Article ID Journal Published Year Pages File Type
2613667 Réanimation 2009 7 Pages PDF
Abstract
The systemic consequences of status epilepticus occur in two steps: the first step is a hyperadrenergic period (high blood pressure, tachycardia, arrhythmia, hyperventilation, hypermetabolism and hyperthermia); the second step is a collapsus period, sometimes with acute circulatory failure and hypoxemia. Supportive resuscitation aiming at restoring vital functions should be undertaken. Ressuscitation must be started immediatly before hospital transfer by a trained emergency team.

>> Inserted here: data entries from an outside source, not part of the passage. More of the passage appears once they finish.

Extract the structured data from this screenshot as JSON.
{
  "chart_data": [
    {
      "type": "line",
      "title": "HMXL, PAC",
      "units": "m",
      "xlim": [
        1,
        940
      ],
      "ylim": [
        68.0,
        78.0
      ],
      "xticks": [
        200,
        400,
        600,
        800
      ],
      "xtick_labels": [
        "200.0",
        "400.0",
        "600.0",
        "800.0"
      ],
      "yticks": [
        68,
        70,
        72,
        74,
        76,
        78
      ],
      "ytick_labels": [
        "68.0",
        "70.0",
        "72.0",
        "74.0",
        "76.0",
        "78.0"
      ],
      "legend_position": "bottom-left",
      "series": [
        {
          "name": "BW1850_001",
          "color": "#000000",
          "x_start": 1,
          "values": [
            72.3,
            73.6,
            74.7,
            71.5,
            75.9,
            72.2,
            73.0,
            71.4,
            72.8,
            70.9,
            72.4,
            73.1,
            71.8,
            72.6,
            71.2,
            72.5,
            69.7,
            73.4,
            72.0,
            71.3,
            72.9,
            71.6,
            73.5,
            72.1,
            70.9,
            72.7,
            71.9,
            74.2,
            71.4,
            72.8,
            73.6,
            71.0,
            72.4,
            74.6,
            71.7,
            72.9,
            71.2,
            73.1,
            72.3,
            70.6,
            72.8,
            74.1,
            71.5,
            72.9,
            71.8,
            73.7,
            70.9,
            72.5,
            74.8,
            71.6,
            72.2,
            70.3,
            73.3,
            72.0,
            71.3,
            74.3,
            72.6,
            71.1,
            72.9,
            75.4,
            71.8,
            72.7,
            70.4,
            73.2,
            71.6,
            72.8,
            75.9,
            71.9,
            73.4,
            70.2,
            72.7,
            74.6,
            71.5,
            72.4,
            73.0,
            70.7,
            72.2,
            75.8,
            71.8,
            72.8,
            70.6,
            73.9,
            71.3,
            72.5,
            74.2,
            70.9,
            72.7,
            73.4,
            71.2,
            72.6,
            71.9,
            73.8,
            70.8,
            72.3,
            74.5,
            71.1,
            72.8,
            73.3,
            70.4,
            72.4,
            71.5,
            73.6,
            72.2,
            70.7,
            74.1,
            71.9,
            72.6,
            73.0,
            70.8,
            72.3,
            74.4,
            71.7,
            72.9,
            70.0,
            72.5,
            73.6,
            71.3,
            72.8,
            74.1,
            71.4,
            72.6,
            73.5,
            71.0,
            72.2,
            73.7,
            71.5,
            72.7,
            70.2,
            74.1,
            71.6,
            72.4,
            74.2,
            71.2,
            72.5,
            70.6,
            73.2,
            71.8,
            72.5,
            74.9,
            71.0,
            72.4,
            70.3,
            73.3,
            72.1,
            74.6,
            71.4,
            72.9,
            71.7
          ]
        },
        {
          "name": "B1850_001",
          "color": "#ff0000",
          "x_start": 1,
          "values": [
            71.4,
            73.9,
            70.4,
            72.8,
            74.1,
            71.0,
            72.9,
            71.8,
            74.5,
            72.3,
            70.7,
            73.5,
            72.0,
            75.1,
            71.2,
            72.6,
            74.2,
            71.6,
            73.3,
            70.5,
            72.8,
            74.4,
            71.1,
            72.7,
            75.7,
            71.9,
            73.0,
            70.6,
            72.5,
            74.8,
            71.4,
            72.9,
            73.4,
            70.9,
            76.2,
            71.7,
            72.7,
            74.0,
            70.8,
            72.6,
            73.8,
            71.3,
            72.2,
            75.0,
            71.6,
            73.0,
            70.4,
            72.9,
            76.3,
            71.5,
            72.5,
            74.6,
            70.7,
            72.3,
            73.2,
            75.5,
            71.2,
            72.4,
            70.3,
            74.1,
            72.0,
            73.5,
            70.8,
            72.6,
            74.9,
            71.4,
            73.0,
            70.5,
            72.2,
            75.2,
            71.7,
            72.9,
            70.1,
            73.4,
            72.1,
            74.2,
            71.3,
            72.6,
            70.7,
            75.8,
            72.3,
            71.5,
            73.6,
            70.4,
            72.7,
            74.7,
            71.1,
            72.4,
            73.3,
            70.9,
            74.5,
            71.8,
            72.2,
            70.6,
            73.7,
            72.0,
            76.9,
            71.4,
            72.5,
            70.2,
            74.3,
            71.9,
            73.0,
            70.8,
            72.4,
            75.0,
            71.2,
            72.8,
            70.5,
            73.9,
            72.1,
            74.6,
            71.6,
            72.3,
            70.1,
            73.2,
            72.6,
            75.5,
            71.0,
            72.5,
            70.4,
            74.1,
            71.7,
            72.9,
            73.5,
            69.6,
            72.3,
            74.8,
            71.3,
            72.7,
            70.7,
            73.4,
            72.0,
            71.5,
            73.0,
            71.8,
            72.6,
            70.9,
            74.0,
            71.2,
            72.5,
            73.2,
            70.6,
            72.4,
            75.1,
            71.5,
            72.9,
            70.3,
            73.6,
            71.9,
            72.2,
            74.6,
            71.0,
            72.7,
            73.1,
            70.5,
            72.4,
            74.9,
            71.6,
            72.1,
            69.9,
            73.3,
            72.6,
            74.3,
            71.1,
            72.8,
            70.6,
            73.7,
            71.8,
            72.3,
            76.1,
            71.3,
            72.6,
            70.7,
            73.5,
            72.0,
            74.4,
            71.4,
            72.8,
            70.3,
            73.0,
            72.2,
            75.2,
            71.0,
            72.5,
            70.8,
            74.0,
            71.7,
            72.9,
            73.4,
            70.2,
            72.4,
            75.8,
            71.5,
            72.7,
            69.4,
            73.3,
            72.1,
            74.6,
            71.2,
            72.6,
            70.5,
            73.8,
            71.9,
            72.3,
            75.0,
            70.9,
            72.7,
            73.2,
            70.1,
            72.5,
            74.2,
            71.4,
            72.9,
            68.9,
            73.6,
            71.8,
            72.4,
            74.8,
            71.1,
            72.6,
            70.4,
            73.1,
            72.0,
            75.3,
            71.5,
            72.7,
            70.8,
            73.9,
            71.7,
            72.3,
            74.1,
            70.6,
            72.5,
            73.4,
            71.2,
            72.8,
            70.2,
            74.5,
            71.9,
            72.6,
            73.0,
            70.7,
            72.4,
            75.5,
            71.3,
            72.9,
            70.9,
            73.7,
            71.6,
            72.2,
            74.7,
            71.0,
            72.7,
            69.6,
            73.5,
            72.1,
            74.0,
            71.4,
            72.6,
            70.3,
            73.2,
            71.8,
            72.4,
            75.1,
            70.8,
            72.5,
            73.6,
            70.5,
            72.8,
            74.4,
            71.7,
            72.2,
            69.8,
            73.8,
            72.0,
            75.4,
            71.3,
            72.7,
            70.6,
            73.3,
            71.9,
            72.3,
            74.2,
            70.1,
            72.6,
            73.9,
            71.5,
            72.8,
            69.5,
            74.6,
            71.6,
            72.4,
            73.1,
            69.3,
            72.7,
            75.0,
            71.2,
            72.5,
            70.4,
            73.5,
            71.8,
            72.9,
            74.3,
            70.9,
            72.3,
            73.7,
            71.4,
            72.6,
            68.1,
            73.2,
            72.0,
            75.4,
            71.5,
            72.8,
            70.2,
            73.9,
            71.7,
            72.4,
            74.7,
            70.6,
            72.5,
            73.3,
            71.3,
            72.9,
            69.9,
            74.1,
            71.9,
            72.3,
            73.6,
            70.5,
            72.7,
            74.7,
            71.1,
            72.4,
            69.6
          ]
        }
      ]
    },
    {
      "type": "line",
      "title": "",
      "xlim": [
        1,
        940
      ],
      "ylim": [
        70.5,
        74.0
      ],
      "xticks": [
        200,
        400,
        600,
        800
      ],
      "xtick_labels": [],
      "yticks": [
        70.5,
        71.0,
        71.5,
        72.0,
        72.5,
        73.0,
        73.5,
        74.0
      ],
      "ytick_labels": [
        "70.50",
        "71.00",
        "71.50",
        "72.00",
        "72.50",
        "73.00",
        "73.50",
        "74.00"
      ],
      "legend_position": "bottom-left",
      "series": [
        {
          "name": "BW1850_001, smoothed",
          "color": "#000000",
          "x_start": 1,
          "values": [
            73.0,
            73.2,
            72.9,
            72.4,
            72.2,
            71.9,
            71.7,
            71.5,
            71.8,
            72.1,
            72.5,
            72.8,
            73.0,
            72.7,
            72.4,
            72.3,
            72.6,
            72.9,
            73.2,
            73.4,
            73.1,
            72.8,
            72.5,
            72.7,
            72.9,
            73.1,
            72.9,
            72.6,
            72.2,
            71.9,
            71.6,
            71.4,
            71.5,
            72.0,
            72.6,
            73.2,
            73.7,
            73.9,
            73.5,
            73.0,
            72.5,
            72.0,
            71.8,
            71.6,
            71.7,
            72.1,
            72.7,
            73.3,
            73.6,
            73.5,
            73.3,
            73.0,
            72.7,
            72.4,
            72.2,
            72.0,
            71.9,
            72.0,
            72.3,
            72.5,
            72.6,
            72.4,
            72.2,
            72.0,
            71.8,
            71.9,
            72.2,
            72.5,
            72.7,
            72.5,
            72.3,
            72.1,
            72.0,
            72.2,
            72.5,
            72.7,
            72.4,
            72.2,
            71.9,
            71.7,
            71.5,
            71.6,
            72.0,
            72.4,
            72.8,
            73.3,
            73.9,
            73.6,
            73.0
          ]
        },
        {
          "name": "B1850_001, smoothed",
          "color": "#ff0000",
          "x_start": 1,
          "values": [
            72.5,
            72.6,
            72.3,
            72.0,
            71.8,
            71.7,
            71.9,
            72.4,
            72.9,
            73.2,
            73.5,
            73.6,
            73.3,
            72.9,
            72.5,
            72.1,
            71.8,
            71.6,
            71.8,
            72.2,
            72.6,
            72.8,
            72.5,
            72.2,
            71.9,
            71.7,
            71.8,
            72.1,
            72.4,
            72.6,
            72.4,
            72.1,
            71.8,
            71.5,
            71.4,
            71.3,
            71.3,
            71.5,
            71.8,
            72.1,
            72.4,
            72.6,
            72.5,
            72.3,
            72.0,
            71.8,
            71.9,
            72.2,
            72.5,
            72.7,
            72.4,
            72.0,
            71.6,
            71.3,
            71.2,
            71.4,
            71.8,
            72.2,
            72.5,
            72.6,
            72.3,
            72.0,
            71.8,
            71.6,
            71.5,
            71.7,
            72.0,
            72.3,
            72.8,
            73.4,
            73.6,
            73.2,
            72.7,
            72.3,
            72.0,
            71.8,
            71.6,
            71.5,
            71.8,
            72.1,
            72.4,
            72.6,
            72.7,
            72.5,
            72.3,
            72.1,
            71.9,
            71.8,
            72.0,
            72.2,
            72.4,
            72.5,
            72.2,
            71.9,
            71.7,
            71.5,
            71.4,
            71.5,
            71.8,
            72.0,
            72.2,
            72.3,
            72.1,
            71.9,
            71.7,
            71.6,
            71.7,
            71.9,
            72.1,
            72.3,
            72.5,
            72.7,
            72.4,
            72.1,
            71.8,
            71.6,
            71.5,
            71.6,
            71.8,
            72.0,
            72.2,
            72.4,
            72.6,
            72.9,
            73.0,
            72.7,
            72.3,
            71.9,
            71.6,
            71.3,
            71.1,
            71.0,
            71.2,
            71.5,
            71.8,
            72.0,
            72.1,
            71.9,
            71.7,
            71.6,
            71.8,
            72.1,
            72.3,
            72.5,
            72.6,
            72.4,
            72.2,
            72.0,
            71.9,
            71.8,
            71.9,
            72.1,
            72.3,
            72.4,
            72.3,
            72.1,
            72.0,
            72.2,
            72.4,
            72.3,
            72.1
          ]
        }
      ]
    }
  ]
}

Respiratory cares include at least oxygen but may also require tracheal intubation (crash induction) and mechanical ventilation. The objectives regarding arterial blood gases are SaO2 ≥ 95%, and 35 mmHg ≤ PaCO2 ≤ 40 mmHg. Hydroelectrolytic cares include intravenous infusion of saline, with control of natremia, calcemia and blood pH within normal ranges. Cardiac rhythm and blood pressure must be monitored. Mean arterial blood pressure must be kept between 70 and 90 mmHg, first using plasma volume expansion, then norepinephrine if necessary. Hyperthermia must be corrected to prevent further neuronal damage. Cerebromeningeal sepsis should be ruled out. Capillary glycemia (most often up-raised) must be corrected using a preestablish insulin infusion algorithm. Rhabdomyolysis is rare but can result in hyperkaliemia, acidosis, as well as acute renal failure. In case of associated intracranial hypertension (traumatic, vascular or infectious injury), status epilepticus is considered as a secondary insult for the brain that may worsen neuronal damage. Numerous molecules have experimental neuroprotective properties but none proved signifiant efficacy in clinical conditions. Nevertheless, convulsion cessation may be considered as a neuroprotective measure.